Short Notes on Conflict Resolution at Workplace

Updated: Mar 13


Human beings have 6 basic psychological needs.


  1. Identity

  2. Care

  3. Safety

  4. Autonomy

  5. Growth

  6. Stimulation.


When one of these is compromised, our fight or flight mechanism is triggered.

When you break down trust - conflict is natural. It occurs when you are micromanaging people, not valuing them, not recognizing them, etc.


Culture carries over regardless you are working remotely or not. When people are working remotely, stress levels are low relative to the workplace so it’s easier to have effective communication.

The fundamental attribution bias/error —> When someone does something we don’t like, we attribute that to their character as opposed to assuming it is due to the situation.

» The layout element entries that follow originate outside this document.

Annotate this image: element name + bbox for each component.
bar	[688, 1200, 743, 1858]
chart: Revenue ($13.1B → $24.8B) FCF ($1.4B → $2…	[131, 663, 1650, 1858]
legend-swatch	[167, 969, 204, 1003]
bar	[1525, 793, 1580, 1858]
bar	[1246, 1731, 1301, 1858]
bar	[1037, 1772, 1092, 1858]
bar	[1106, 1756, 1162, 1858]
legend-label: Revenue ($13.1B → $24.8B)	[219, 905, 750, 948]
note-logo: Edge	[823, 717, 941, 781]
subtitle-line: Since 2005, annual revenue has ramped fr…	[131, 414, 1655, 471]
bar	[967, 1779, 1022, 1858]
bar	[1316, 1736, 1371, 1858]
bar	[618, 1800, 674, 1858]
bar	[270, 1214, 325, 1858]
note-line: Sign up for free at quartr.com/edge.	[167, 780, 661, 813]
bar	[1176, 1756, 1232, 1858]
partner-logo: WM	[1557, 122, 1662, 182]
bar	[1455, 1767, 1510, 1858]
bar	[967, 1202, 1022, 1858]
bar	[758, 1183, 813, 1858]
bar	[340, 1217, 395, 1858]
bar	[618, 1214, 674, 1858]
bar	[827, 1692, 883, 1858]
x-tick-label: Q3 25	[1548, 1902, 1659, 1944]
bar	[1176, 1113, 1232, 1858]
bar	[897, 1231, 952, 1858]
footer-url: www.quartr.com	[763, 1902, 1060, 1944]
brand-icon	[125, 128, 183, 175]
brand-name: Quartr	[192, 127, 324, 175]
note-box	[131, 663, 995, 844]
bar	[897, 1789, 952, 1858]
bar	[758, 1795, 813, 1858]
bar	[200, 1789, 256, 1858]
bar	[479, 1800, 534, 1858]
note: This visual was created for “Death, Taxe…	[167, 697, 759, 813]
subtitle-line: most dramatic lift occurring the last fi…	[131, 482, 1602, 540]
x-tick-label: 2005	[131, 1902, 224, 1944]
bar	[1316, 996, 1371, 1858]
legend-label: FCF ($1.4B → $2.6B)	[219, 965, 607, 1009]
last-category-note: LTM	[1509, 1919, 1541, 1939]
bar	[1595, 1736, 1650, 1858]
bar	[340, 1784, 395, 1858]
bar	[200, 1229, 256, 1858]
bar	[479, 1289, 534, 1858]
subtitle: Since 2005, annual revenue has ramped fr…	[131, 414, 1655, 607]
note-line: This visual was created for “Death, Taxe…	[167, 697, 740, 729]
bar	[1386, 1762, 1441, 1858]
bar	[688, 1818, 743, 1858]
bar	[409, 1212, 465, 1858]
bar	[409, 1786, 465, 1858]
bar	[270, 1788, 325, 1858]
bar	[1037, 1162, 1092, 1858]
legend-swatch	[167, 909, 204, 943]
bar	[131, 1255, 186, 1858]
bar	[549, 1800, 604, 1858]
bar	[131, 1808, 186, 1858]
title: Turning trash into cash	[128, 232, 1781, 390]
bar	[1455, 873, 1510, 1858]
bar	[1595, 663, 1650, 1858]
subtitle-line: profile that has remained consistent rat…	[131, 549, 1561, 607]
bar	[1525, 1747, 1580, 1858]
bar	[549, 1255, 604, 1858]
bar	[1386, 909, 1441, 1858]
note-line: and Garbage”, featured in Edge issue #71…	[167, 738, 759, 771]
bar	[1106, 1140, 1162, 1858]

And if we do something that other people don’t like, we attribute it to the situation instead of our character. We try to keep our coherent sense of identity.

We need to become aware of this error to prevent judgement on the character of people. We should separate the behaviour and the interpretation of it. The behaviour needs to be owned not the interpretation of it.

How to resolve interpersonal conflict?

  1. Do a detailed analysis of yourself first. Be clear on what’s going on for you. This is driven by the 6 basic human needs. What is being threatened here?

  2. If it is a loss of autonomy due to your boss, talk to him but don’t be judgemental. Tell him how it’s affecting you. Be collaborative and don’t make him defensive. How you phrase something is very important. Don’t make his/her psychological need threatened.

  3. Only reflect on the behaviour and be specific about that. E.g, if your boss is micromanaging you- tell him/her about this behaviour and ask him/her if he/she really trusts you as you see this happening in his behaviour.

How to resolve organisational conflict?

  1. Cultural or System changes through leadership.

  2. If you run up against the wall and leadership is not interested in point 1, then separate from the culture or reframe on your own mind what your job means. You can collaborate with other people on this. Can you become 'ok' with the situation?

  3. Value your own emotional health.